ZS: Student Player will not receive commissions on donations made through its platform. All money contributed, net of any third party processing fees, will go towards sponsorship offers consistent with the website’s terms and conditions. Student Player expects to be able to support the business through ad revenue: promotional content on the website, links on the downloadable contribution totals, and endorsements by players.
SMR: What has been the biggest surprise since you launched this?
ZS: Jason Leonard, Oklahoma’s Executive Director of Compliance, statement to Greta Anderson of Inside Higher Ed: “why someone would contribute to (Student Player) is beyond me.” Mr. Leonard may not want to contribute himself, but if Oklahoma fans want their team to recruit the top players then hopefully they will. If Oklahoma’s fan base does not step up, and those at Nebraska and Texas do, the Sooners will get crushed!
SMR: Have you heard from schools, or athletes or even parents, wanting to know more?
ZS: Yes. One school, MSU, Mankato, asked to have itself removed from our website after its Men’s Hockey Team received a contribution. I sincerely believe that the request was due to a misunderstanding of how our site works. Their letter and our response are available here.
Athletes and parents have reacted positively and are excited to learn more. A common question is “if for some reason the laws don’t change, what happens to our contributions.” Fans should know that there is no scenario where Student Player would keep their contributions. Our “worst case” scenario would be to donate the money to the school/athletic department corresponding to the team that each contributor intended to support.
SMR: Why would schools, or companies like IMG or Learfield who have a stake in the business, be doing something like this?
ZS: I really don’t know what their plans are. I know that our plan is simple; to be a great resource for hardworking and entrepreneurial student athletes and reward their success at the right time with what they deserve; fair compensation for their endorsements. If someone puts the money in, the sponsorship offer will be there. We are fulfilling opportunity outside of what a school or its reps can do.
SMR: How will you vet sponsors to make sure there is nothing nefarious going on?
ZS: We will work closely with all prospective sponsors to learn about the nature of their desired endorsement and ensure that there is nothing nefarious going on. In an era of social media, authenticity is going to be key and we are not here to play games with athlete’s futures.
SMR: Have you seen others trying something like this? If so, what is your sell to be different?
ZS: We have not and really think as an early adopter that we have carved a niche that will keep growing. Our platform is going to be the most unique and easiest for fans and athletes to use. The formula is right there.

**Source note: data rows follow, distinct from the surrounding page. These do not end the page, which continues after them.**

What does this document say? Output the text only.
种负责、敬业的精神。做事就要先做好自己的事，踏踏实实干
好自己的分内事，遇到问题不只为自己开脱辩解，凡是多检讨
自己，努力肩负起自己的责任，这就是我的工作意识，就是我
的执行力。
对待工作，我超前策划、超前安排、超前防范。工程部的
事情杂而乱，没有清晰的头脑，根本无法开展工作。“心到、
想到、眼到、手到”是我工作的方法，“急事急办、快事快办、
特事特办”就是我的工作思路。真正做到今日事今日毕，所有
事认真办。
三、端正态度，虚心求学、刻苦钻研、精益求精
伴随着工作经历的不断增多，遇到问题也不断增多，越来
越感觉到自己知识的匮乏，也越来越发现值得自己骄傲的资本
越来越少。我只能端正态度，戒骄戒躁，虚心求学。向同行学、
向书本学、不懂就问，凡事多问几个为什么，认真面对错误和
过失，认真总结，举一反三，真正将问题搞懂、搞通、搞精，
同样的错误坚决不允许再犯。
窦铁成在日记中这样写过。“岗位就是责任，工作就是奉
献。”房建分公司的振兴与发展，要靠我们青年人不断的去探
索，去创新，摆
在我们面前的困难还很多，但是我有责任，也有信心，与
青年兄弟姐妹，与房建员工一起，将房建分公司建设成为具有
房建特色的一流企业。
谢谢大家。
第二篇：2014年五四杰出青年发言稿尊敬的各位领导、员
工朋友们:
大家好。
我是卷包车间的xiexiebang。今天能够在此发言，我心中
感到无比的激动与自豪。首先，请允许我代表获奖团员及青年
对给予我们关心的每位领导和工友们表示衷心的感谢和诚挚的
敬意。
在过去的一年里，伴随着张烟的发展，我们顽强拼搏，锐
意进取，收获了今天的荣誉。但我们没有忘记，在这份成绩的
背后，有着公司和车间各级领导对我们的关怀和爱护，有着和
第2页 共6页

SMR: Do some schools have a distinct advantage because of size? Is it possible to be fair and just to any athlete regardless of size of school? Any examples of a small school that has suddenly cut through the clutter?

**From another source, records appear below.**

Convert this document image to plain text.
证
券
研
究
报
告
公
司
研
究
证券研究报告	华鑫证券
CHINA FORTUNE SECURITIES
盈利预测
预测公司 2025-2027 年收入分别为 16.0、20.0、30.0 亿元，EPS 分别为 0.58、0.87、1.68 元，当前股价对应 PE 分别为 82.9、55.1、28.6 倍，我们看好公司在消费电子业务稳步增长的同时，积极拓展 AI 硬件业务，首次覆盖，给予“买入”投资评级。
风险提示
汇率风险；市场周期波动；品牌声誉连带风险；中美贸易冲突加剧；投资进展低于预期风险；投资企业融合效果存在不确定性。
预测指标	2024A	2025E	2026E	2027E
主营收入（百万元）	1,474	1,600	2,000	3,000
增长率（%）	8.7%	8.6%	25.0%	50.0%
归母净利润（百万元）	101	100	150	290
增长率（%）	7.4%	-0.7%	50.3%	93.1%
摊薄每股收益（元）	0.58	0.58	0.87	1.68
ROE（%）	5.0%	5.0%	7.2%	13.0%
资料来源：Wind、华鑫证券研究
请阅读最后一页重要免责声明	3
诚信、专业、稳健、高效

ZS: The size of a school’s fan base is certainly relevant, but intensity may prove to be an even more important factor. I am excited to see how it all shakes out. At this moment, there is no small school that has cut through the clutter, but we are still in the early days.
SMR: What does this business look like a year from now?
ZS: It is hard to answer that with certainty since we can’t offer sponsorships to players until it is legal and permissible to do so. Ideally, the NCAA, congress, or both, will have applied California’s standard to the nation and we will be making sponsorship offers to players.
SMR: What is your biggest worry as this scales up?
ZS: Success is never a worry. We continue to refine and adjust our model as the opportunities arise and we listen to both smart people around us and the marketplace. Is it early in the game? Yes, but the game is being played right in front of us and we are here to seize the opportunity and grow with those who deserve it most; student-athletes who right now still do not have full clarity on when they will be able to benefit from their name, image, and likeness.